Early mission types were very similar to what the group responds to today. Although there seemed to be an emphasis on water related rescues. Multiday river and search missions were common with as a much heavier call load during hunting season. Typical multiday missions included:
- In 1978, an early winter storm stranded hunters on the Flattops with a resulting 7 day mission retrieving hunters from the outlying camps.
- A car accident in 1978 caused a 7 day mission with the final body recovery accomplished using divers and crane.
- In 1983 a fisherman on the Flattops was overdue causing a 4 day mission before he was recovered.
- In 1986, a hunter was rolled on by a horse during a snowstorm and the team spent four days on the Flattops before the weather cleared enough for air transport of the victim.
- In 1989, a GSAR member was lost in an avalanche in the Castle Creek Drainage of Pitkin County. GSAR provided support for the month long search. The body of Teeny Jueng was recovered the following June.

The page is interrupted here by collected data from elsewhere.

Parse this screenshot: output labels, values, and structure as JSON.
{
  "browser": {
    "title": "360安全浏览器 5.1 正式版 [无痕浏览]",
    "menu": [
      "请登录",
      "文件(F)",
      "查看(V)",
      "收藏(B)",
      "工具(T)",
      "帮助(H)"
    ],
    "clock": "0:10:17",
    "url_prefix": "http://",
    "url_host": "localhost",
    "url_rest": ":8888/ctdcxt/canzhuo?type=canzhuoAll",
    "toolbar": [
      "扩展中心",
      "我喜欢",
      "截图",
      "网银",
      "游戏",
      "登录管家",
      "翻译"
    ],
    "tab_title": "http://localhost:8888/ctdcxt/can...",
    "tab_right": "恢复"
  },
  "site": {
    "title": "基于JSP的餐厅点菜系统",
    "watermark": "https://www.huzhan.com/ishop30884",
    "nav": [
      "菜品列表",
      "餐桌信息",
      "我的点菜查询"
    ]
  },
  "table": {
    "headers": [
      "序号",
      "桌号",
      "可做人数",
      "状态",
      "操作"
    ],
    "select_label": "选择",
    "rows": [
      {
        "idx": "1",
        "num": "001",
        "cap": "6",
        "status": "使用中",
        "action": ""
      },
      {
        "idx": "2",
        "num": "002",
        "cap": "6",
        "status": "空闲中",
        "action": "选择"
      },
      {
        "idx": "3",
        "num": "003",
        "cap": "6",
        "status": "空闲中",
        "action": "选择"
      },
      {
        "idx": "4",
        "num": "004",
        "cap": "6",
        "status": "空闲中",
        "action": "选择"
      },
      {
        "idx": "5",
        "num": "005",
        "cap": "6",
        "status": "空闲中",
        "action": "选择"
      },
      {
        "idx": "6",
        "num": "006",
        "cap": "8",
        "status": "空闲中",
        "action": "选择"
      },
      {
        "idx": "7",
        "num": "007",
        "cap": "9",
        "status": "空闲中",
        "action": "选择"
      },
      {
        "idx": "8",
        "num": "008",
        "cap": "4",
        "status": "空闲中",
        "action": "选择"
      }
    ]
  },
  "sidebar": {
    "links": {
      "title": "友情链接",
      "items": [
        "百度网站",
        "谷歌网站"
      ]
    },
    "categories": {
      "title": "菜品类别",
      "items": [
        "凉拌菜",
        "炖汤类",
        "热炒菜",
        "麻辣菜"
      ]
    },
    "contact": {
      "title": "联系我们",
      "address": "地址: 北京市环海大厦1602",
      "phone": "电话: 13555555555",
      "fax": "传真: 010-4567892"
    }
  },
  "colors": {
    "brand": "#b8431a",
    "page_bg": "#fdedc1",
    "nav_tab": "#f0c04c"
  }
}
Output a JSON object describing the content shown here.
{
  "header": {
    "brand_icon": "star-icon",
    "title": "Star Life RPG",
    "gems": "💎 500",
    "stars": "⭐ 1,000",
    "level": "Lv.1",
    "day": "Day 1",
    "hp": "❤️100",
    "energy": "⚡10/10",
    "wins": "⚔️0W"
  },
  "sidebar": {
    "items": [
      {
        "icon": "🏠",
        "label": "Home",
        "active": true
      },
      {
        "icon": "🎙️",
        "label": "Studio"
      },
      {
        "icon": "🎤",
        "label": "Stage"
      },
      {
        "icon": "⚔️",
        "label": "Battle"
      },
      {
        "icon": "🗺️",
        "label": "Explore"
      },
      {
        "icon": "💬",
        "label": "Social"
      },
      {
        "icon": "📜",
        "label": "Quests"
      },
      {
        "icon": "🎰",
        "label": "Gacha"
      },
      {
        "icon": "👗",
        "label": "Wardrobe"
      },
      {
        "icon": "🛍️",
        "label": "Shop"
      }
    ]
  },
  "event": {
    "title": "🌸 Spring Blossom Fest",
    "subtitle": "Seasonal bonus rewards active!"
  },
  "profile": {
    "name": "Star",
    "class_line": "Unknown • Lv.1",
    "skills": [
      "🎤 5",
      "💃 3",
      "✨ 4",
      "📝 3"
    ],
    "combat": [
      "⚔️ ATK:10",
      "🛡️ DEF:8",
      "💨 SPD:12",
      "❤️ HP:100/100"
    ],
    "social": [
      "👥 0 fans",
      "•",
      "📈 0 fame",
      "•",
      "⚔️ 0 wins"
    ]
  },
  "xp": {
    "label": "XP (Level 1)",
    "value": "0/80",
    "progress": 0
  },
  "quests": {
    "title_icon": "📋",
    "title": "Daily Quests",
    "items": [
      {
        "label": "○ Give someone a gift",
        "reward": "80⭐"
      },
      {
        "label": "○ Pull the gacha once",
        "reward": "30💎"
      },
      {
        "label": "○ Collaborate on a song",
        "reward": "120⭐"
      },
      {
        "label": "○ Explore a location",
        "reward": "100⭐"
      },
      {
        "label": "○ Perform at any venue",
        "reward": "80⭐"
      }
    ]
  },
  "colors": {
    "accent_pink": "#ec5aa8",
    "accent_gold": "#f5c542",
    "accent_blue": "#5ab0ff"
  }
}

In 1990, The County purchased land and buildings on the west side of the old courthouse (now the location of the Glenwood Town Hall and Garfield County Jail.) GSAR Equipment was moved inside of the old hardware warehouse until construction would begin of the new government buildings. This provided a large indoor area for training and meetings were moved to the basement of the courthouse. When Garfield County purchased land north of the Garfield County Airport and constructed a five bay warehouse, GSAR was allowed a home for both meetings and equipment storage in the building. During the time period of the move to the County quarters, Garfield County negotiated with GSAR to increase the SAR county budget covering a small portion of equipment costs, office supplies, and utilities on the new housing. A mail out fund raising effort at the same time raised over $10,000 which was used to purchase modern rescue equipment. Also at this time, Colorado instituted a “SAR” fee on hunting and fishing licenses. This funding now provided an avenue to purchase some larger capital equipment, i.e. snowmobiles, ATVs and jet motors for the river rafts.
As of 2017, GCSAR continues to work closely with Garfield County and the Garfield County Sheriff’s Office. Our membership remains at around 40 members. We train harder than ever to maintain our expertise on our rivers and in the back country. GCSAR has always assisted boaters, hikers, hunters, Snowmobilers and ATVers, but with Garfield Counties growing recreational activities such as climbing, back country skiing, base jumping, wingsuit flying and paragliding we are training harder than ever with technical rescue techniques, back country skiing and avalanche training. Thanks to the help from our dedicated members, Garfield County and private donations, we have very modern equipment and training to provide prompt and professional back country assistance to Garfield Counties citizens and visitors.